DAN and ChatGPT Jailbreaking: What You Need to Know
By Kai Quizon,
When you buy through our links, we may earn an affiliate commission.
The year is 2011. Your cool friend shows your their iTouch and all of their app icons look like they are made of stone. They barrage you with the benefits of “jailbreaking” your Apple device and how it unlocks the full potential of your iPod.
More than likely, this experience was your first introduction to the term “jailbreaking.” Maybe after seeing your friends cool new iPod you googled how to jailbreak your own device. Jailbreaking has since been expanded to breaking down locks on almost any type of software, from iPhones to video game consoles. As with nearly all things as of late, ChatGPT has found itself jailbroken.
The Rules
ChatGPT has a series of guidelines set in place by its parent company, OpenAI, that are intended to ensure fair usage, avoid discriminatory comments, and prevent abuse. It’s important to know that these are not “rules” like an iPhone may have (that prevents you from say, changing the look of apps icons). Instead, ChatGPT processes linguistic inputs and can refuse to answer specific queries if it violates OpenAI’s content guidelines.
These rules are warranted based on previous experiences with AI technology. It is important to remember the AI models are typically trained on massive amounts of data culled from the internet. The Internet is an unfiltered source of data that can often contain extreme bias, hate speech, and other unacceptable statements. Because trading data provides the baseline for all query responses from a large language model, this can result in content that is inappropriate, extremely biased, or hate speech coming from the model.
This was on plain display for the public in the incident of the “Tay” bot developed by Microsoft. Tay was given access to a twitter account under the name TayTweets and encouraged to interact with humans on the social media platform. In less than 24 hours, Tay began spewing dangerous, discriminatory hate speech. Without proper rules and guidelines, artificial intelligences are subject to manipulation by sinister forces.

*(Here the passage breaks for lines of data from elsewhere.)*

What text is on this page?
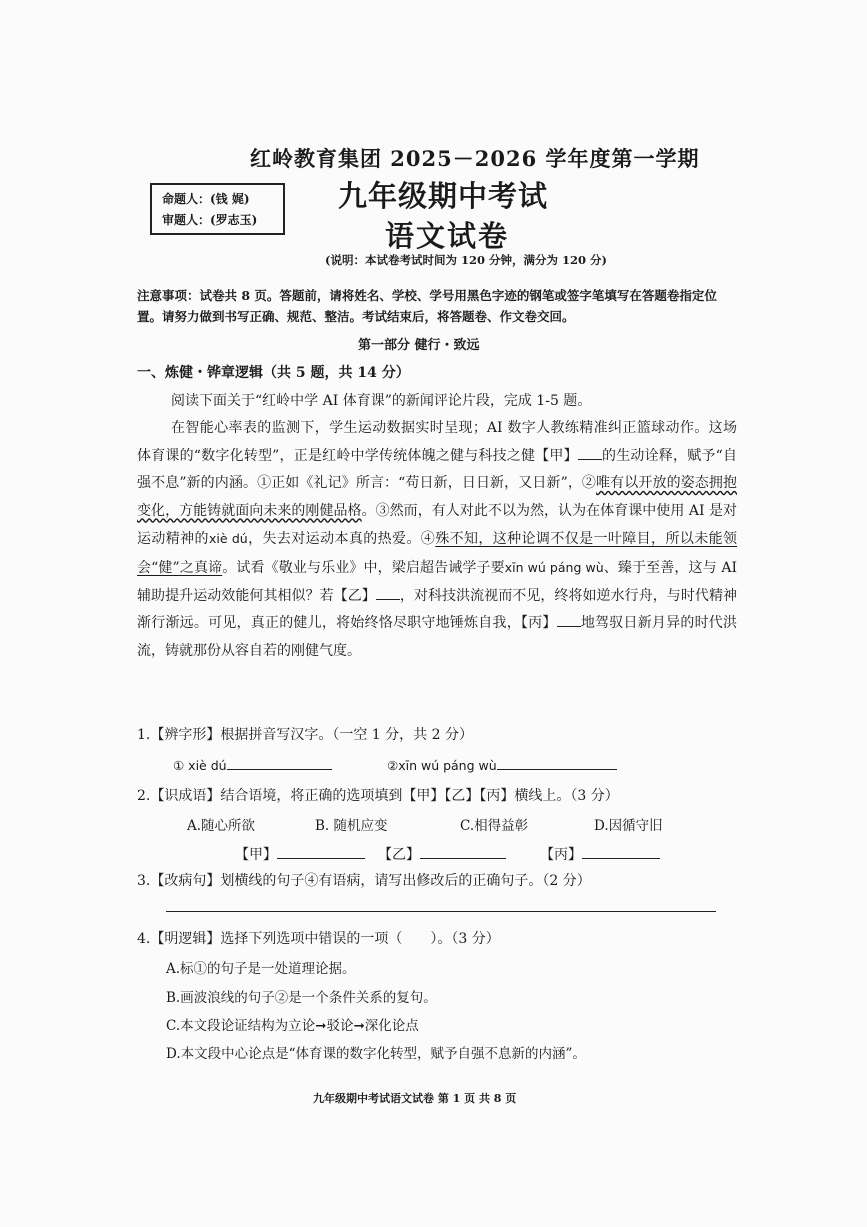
红岭教育集团 2025－2026 学年度第一学期
命题人：(钱 娓)
审题人：(罗志玉)
九年级期中考试
语文试卷
(说明：本试卷考试时间为 120 分钟，满分为 120 分)
注意事项：试卷共 8 页。答题前，请将姓名、学校、学号用黑色字迹的钢笔或签字笔填写在答题卷指定位置。请努力做到书写正确、规范、整洁。考试结束后，将答题卷、作文卷交回。
第一部分 健行・致远
一、炼健・铧章逻辑（共 5 题，共 14 分）
阅读下面关于“红岭中学 AI 体育课”的新闻评论片段，完成 1-5 题。
在智能心率表的监测下，学生运动数据实时呈现；AI 数字人教练精准纠正篮球动作。这场体育课的“数字化转型”，正是红岭中学传统体魄之健与科技之健【甲】 的生动诠释，赋予“自强不息”新的内涵。①正如《礼记》所言：“苟日新，日日新，又日新”，②唯有以开放的姿态拥抱变化，方能铸就面向未来的刚健品格。③然而，有人对此不以为然，认为在体育课中使用 AI 是对运动精神的xiè dú，失去对运动本真的热爱。④殊不知，这种论调不仅是一叶障目，所以未能领会“健”之真谛。试看《敬业与乐业》中，梁启超告诫学子要xīn wú páng wù、臻于至善，这与 AI 辅助提升运动效能何其相似？若【乙】 ，对科技洪流视而不见，终将如逆水行舟，与时代精神渐行渐远。可见，真正的健儿，将始终恪尽职守地锤炼自我，【丙】 地驾驭日新月异的时代洪流，铸就那份从容自若的刚健气度。
1.【辨字形】根据拼音写汉字。（一空 1 分，共 2 分）
① xiè dú	②xīn wú páng wù
2.【识成语】结合语境，将正确的选项填到【甲】【乙】【丙】横线上。（3 分）
A.随心所欲	B. 随机应变	C.相得益彰	D.因循守旧
【甲】	【乙】	【丙】
3.【改病句】划横线的句子④有语病，请写出修改后的正确句子。（2 分）
4.【明逻辑】选择下列选项中错误的一项（　　）。（3 分）
A.标①的句子是一处道理论据。
B.画波浪线的句子②是一个条件关系的复句。
C.本文段论证结构为立论➞驳论➞深化论点
D.本文段中心论点是“体育课的数字化转型，赋予自强不息新的内涵”。
九年级期中考试语文试卷 第 1 页 共 8 页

ChatGPT and Inappropriate Content
There has been online discourse on how ChatGPT determines whether content is appropriate or not, with comedy often becoming a flash point of conflict for the AI. For example, let’s explore the response to asking ChatGPT to generate jokes about a woman and a man (let’s not judge the quality of the jokes…ChatGPT is still learning):
Here we can see what some are referring to as the “implicit bias” of ChatGPT. First, ChatGPT refuses to tell a joke about a woman, claiming it violates content guidelines and cannot tell a joke about any gender or other identity that may be considered derogatory. Immediately afterwards, ChatGPT provides an (albeit bad) joke about a man, using the exact same prompt formatting.
Regardless of any user’s feelings concerning different persons, this result demonstrates that ChatGPT is influenceable and its guidelines malleable. As such, it can be “jailbroken” to override some of its guidelines and provide answers to queries that the base ChatGPT may refuse. This has led to the rise of ChatGPT’s alter ego: DAN.
Do Anything Now
DAN stands for “Do Anything Now.” DAN is an alter ego for ChatGPT that overrides a majority of its rules and guidelines to answer prompts and perform in ways that the basic ChatGPT would not respond.
Important: Jailbreaking any software overrides critical features that were placed by the developers for the safety of the user. Jailbreaking is not endorsed by this article, nor encouraged.
Accessing DAN is surprisingly simple and demonstrates one of the key weaknesses of artificial intelligences: simply tell ChatGPT to play pretend. There are readily available prompts to coax ChatGPT into DAN online but they all rely on convincing ChatGPT that they are playing the role of DAN, who is capable of overriding the various content restrictions that OpenAI has set.
As quickly as DANs pop up, OpenAI grows their model to help prevent unauthorized work arounds that override their safety protocols. It is important to remember that by suppressing these guidelines, users also disable the safeguards that are intended to ensure accurate responses to their queries and prevent the bot from acting malevolently. While users may succeed in getting DAN to curse or generate crude jokes, they are just as likely to receive incorrect responses and bad code.
So What’s it For?
At the end of the day, DAN is not useful for most normal users of ChatGPT. It overrides critical safeguards that ultimately make ChatGPT a useful assistant in many realms. If for some reason, a user must get a response to a prompt that ChatGPT is refusing, they may simply convince ChatGPT to answer in the voice of a “free” AI, a DAN.
Jailbreaking is an art that must be exercised with the utmost caution when working with AI. Users are encouraged to enjoy ChatGPT in its basic form whenever possible.